Word on Wall Street: Proceed With Caution
Fed's hike in short-term interest rates leaves investors skittish
NEW YORK — THE word on Wall Street is ``be wary,'' as the investment community awaits a clearer picture as to whether inflation still threatens the United States economy.
``Investors don't know whether inflation is likely to be as bad as the Federal Reserve Board suggests it is, or will be,'' or whether the Fed's latest interest rate hike ``will be enough'' to put inflation behind us, says Dennis Jarrett, chief market analyst for investment house Kidder, Peabody & Co.
This is a time of ``waiting and watching,'' Mr. Jarrett says, as Wall Street attempts to sort out the direction of the US economy, as well as the future course of interest rates.
Since the Fed raised short-term rates for the sixth time this year on Nov. 15, the market has been highly volatile. Last week, more stocks were losing value, rather than gaining.
``Bonds now rule the roost,'' says Larry Wachtel, a vice president with Prudential Securities Inc. ``When interest rates rise, as they are now doing, that creates intense competition for stocks,'' as investors seek out returns from higher-yield fixed instruments.
Wall Street ``momentarily forgot it's history that stocks don't sit very well when the Fed decisively raises interest rates,'' and thus pushes up bond yields, says Gene Jay Seagle, president of Tactics and Technics, a market consulting firm in Weston, Conn. ``The Fed's rate increase turned out to be far higher than the street had expected. In fact, [it was] the highest single increase since 1981.''
Most investment houses, he says, were expecting a half point increase in the federal funds rate, which banks charge each other for overnight loans. ``Instead, the Fed raised the rate three-quarters of a point. That has now hit home,'' Mr. Seagle says. ``The question here is whether the Fed will do all this again'' in December or January.
So how will investors react?
``A lot of investors are going to just sit on the sidelines,'' Seagle says. ``I've been bullish about the stock market, and I still think the major trend is up. But now there are enough uncertainties to suggest a pause for most investors, until everything becomes clearer.''
The market, as measured by the Dow Jones industrial average, has already had to struggle to wrest out gains this year. On Jan. 31 of this year, the market reached its all-time high of 3,978.36 points. But since then, the Dow has cascaded up and down, largely staying below the 3900 point level. The market has recently been trading around the 3800 point level. On Friday, the market closed at 3,815.26, up 13.79 points for the week.
Given all the brouhaha here about interest rates, the Dow has only managed to eke out a 2 percent gain this year. That increase has been based largely on advances within industrial stocks linked to the strong economic expansion under way in the US, Europe, and Asia.
Now, if the Fed manages to slow the US economy, future gains for industrial stocks, including higher corporate profits, could be more difficult to attain.
But right now there appears to be no ``strong leadership underway in the market,'' in terms of dominance by any one sector, Jarrett says.
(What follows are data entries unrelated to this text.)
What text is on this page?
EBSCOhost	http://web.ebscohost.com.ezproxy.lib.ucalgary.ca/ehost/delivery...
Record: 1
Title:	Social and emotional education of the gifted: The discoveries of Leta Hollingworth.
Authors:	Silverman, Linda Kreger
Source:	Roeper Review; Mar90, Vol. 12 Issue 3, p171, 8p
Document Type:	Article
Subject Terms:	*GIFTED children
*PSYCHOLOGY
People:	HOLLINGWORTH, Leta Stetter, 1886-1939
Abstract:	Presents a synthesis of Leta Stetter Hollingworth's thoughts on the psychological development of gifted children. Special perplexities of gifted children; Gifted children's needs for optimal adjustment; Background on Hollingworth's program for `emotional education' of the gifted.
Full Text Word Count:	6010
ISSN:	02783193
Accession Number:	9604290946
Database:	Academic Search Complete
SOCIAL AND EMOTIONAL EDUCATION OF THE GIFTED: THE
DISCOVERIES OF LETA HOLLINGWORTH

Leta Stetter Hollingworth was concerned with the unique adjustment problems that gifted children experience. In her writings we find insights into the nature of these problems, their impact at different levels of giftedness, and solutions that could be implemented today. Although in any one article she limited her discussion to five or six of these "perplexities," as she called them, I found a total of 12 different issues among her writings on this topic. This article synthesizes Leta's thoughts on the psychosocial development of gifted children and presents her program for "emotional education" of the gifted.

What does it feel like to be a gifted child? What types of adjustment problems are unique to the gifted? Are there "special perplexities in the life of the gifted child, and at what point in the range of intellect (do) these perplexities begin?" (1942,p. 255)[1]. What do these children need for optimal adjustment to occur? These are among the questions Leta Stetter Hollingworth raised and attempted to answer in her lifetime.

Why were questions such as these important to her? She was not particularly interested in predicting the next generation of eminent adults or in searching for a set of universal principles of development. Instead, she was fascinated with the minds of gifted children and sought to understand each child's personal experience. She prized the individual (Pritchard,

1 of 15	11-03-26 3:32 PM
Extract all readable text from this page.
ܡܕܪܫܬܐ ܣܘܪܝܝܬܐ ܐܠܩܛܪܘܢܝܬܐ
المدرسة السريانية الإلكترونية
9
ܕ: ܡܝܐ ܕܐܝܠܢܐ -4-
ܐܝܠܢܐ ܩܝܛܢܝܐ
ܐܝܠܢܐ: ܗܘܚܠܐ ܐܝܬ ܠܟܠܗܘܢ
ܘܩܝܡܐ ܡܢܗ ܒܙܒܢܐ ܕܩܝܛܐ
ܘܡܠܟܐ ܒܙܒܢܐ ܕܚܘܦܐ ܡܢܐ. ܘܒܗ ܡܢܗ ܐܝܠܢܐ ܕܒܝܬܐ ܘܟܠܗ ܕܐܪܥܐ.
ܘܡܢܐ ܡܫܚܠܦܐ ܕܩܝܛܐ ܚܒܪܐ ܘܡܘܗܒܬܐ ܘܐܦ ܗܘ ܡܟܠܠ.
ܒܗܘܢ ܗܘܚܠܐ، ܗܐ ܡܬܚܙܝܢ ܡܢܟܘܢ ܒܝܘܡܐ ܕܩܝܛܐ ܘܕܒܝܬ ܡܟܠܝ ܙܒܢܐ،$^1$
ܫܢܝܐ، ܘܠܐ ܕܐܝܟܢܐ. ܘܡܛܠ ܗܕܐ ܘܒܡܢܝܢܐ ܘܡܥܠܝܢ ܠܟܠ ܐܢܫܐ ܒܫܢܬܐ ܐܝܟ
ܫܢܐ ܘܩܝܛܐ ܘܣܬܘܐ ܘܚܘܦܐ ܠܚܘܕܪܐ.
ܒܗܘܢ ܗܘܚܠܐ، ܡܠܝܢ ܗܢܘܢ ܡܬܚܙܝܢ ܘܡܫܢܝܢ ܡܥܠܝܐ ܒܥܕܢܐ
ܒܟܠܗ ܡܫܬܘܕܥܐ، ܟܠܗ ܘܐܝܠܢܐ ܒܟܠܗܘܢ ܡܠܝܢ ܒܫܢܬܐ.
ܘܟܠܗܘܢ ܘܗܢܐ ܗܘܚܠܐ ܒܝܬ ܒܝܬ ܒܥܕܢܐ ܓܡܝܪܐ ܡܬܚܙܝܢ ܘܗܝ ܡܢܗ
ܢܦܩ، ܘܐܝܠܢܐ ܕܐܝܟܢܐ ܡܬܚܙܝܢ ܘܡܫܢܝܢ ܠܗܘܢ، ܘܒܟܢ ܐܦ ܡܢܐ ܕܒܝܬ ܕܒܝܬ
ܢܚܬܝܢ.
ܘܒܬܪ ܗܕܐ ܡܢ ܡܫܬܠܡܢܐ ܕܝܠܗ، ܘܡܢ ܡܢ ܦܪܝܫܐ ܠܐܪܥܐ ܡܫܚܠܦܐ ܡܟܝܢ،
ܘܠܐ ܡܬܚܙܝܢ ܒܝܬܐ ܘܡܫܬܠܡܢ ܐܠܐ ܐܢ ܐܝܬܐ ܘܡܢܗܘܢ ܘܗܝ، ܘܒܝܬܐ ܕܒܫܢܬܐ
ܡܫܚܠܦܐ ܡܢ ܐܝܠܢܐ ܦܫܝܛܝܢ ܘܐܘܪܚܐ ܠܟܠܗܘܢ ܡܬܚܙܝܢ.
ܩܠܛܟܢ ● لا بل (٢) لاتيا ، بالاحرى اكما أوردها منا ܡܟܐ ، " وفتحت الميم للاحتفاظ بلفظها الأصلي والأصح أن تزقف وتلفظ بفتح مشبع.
While much of the recent heavy trading has been linked to program trading, there's a ``distinct lack of direction'' for individual sectors.
Thus, some analysts believe that December could be a difficult month for stocks, as investors watch the Fed for clues as to future monetary policies.
Next year, however, could be more promising for many market sectors, given the change in congressional leadership, some analysts suggest. Granted, these analysts are concerned that congressional Republicans and the Democratic White House might take joint action to initiate a middle class tax cut. That would not be popular on Wall Street, since a major tax reduction might boost the federal deficit and thus further drive up interest rates.
On the other hand, Wall Street welcomes much of the anticipated Republican agenda, including a reduction in the capital gains tax, welfare reform, reduced spending on entitlements, and some increases in defense spending, such as for missile defense.
Moreover, the incoming Republican Congress is not likely to pursue hearings into the huge tobacco, insurance, and drug industries, as a Democratic-led Congress would have, suggests Prudential analyst Barbara Dreyfuss, in a new study. Philip Morris, for example, has already posted market gains since the election.